I have implemented a not-equal builtin that uses deferred goals, which works similarly to constraint logic programming, except there is a single not-equal constraint. The asymmetry between equals and not-equals is interesting, in that we can 'unify' variables that are equal instead of propagating an equality constraint, but it appears we have to view not-equals as a constraint. Prolog defines 'dif/2' which works like this, so the only novelty in my code is that it does not provide the unsound not-equals, is using sound unification, and the search is iterative-deepening. A membership test can be written like this (the source code for the interpreter is at https://github.com/keean/Clors.git):

1. f(Key1, cons(K1, Tail1)) :-
	neq(Key1, K1),
	f(Key1, Tail1).
2. f(Key2, cons(Key2, Tail2)).

:- f(X1, cons(a, cons(b, cons(c, nil)))), neq(X1, a), neq(X1, b).

DEPTH 9 ELAPSED TIME: 186us

PROOF:
1. f(Key1 = c, cons(K1 = a, Tail1 = cons(b, cons(c, nil)))) :-
	neq(Key1 = c, K1 = a),
	f(Key1 = c, Tail1 = cons(b, cons(c, nil))).
0. neq(Key1 = c, K1 = a).
1. f(Key2 = c, cons(K2 = b, Tail2 = cons(c, nil))) :-
	neq(Key2 = c, K2 = b),
	f(Key2 = c, Tail2 = cons(c, nil)).
0. neq(Key2 = c, K2 = b).
2. f(Key3 = c, cons(Key3 = c, Tail3 = nil)).
0. neq(Key2 = c, K2 = b).
0. neq(Key1 = c, K1 = a).
0. neq(X1 = c, a).
0. neq(X1 = c, b).

yes(X1 = c).

However, negation seems somewhat more problematic, as we would like to be able to derive something like:

even(nil).
even(succ(succ(Y))) :- even(Y).

:- even(X).
yes(X = nil).

not_even(succ(nil)).
not_even(succ(succ(Y))) :- not_even(Y).

:- not_even(X).
yes(X = succ(nil)).

where:

-even = not_even

It seems relatively easy to defer unification of 'even' until we have ground terms, and then use negation-as-failure, by using the deferred goals mechanism for the not-equals constraint, but that would not return the same result as 'not_even' when passed a variable.

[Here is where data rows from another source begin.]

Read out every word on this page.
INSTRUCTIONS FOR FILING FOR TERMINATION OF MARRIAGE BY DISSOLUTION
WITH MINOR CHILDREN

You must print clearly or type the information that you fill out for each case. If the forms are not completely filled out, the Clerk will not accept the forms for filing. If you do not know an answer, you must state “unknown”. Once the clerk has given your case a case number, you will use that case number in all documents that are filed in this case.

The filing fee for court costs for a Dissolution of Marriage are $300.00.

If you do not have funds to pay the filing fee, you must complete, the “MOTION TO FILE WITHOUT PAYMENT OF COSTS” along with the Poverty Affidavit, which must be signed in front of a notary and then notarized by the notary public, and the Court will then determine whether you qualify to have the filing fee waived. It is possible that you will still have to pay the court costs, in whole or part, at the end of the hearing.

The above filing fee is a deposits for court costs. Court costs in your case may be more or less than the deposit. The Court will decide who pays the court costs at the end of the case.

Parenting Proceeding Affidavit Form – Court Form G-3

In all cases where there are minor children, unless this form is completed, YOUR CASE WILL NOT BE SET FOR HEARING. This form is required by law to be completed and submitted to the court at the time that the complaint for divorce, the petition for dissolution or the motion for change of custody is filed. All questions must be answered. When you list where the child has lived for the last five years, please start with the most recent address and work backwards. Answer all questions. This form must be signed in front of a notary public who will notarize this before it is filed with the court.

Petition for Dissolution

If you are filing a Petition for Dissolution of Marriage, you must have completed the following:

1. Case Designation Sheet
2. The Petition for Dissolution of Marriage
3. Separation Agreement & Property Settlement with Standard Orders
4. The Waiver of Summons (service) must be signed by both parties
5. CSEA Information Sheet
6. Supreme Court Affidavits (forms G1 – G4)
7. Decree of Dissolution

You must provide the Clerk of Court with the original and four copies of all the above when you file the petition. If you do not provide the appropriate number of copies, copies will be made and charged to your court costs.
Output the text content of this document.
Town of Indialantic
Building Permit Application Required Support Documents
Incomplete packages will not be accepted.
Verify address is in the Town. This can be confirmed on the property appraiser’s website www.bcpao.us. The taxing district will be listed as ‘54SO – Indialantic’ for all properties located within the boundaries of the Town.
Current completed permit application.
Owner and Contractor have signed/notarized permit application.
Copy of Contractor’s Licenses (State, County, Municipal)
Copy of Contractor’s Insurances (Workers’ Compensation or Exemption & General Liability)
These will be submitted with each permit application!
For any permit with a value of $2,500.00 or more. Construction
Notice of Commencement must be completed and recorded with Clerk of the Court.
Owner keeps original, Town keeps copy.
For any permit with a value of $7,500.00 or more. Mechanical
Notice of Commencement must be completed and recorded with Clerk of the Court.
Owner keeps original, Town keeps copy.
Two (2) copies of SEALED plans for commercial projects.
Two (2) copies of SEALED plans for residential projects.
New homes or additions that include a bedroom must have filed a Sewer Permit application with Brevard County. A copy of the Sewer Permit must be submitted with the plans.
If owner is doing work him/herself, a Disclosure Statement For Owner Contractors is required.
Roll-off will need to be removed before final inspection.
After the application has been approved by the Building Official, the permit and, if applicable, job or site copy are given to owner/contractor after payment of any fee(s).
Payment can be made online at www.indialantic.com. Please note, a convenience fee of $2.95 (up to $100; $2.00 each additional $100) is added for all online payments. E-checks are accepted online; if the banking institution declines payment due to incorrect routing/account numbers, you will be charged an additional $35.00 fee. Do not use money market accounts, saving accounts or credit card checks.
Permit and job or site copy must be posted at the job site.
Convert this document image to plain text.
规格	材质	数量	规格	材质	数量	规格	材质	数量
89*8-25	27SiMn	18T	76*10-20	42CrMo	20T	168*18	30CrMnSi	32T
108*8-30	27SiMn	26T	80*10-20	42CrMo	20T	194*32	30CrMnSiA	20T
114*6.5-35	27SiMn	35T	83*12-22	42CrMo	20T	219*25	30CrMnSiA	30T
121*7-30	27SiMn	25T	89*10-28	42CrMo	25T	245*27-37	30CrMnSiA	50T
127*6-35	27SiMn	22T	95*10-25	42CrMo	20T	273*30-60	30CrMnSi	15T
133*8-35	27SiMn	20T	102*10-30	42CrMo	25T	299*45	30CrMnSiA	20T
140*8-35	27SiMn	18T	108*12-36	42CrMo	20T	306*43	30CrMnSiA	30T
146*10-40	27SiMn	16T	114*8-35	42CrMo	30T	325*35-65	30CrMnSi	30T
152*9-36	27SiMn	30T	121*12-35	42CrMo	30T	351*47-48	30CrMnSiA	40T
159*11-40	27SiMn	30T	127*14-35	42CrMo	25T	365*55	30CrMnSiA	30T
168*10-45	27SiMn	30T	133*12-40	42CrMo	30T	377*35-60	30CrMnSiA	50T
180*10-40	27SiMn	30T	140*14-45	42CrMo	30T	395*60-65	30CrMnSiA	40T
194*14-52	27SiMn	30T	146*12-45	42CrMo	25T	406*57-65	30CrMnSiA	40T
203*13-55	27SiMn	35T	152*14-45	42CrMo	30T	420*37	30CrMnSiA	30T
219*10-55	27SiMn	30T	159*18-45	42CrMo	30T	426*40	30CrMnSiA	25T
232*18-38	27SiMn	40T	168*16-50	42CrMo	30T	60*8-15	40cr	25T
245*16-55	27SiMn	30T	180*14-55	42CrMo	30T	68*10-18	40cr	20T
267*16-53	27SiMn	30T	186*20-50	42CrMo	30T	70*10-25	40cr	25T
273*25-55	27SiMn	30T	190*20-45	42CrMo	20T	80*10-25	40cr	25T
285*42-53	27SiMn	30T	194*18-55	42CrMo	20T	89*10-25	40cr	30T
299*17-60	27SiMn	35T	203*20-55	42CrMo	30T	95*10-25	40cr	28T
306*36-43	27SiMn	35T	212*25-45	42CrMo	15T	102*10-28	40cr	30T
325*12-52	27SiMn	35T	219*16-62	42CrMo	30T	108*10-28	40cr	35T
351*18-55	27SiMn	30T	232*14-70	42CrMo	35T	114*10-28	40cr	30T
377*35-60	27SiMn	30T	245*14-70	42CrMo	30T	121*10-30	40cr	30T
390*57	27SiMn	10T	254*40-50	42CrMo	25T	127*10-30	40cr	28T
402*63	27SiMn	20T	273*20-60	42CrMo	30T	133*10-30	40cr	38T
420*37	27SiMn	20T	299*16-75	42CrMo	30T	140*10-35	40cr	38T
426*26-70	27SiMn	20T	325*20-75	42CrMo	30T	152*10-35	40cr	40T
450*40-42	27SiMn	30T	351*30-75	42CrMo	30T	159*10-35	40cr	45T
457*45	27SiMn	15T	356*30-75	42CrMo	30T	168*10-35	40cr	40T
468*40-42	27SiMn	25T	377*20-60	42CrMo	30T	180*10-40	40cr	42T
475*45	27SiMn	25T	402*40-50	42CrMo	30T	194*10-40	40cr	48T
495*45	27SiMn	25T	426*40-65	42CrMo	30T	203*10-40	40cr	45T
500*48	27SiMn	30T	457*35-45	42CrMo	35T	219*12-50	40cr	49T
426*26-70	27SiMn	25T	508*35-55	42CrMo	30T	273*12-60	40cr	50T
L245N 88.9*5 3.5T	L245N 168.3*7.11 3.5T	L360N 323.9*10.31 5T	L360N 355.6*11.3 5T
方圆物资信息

This seems like the approach

This seems like the approach used by miniKanren (section 7).

MiniKanren

I find the reasoning in section 7 very familiar, so its good to see that other people have thought about this the same way. I think the implementation is similar, except that miniKanren is operating with immutable data, whereas I am using a disjoint set to represent variables. This means that rather than simplifying the not-equality constraints, I just need to store them (they get attached to variables as an attribute) and re-evaluate them later when something grounds the variable they are attached to.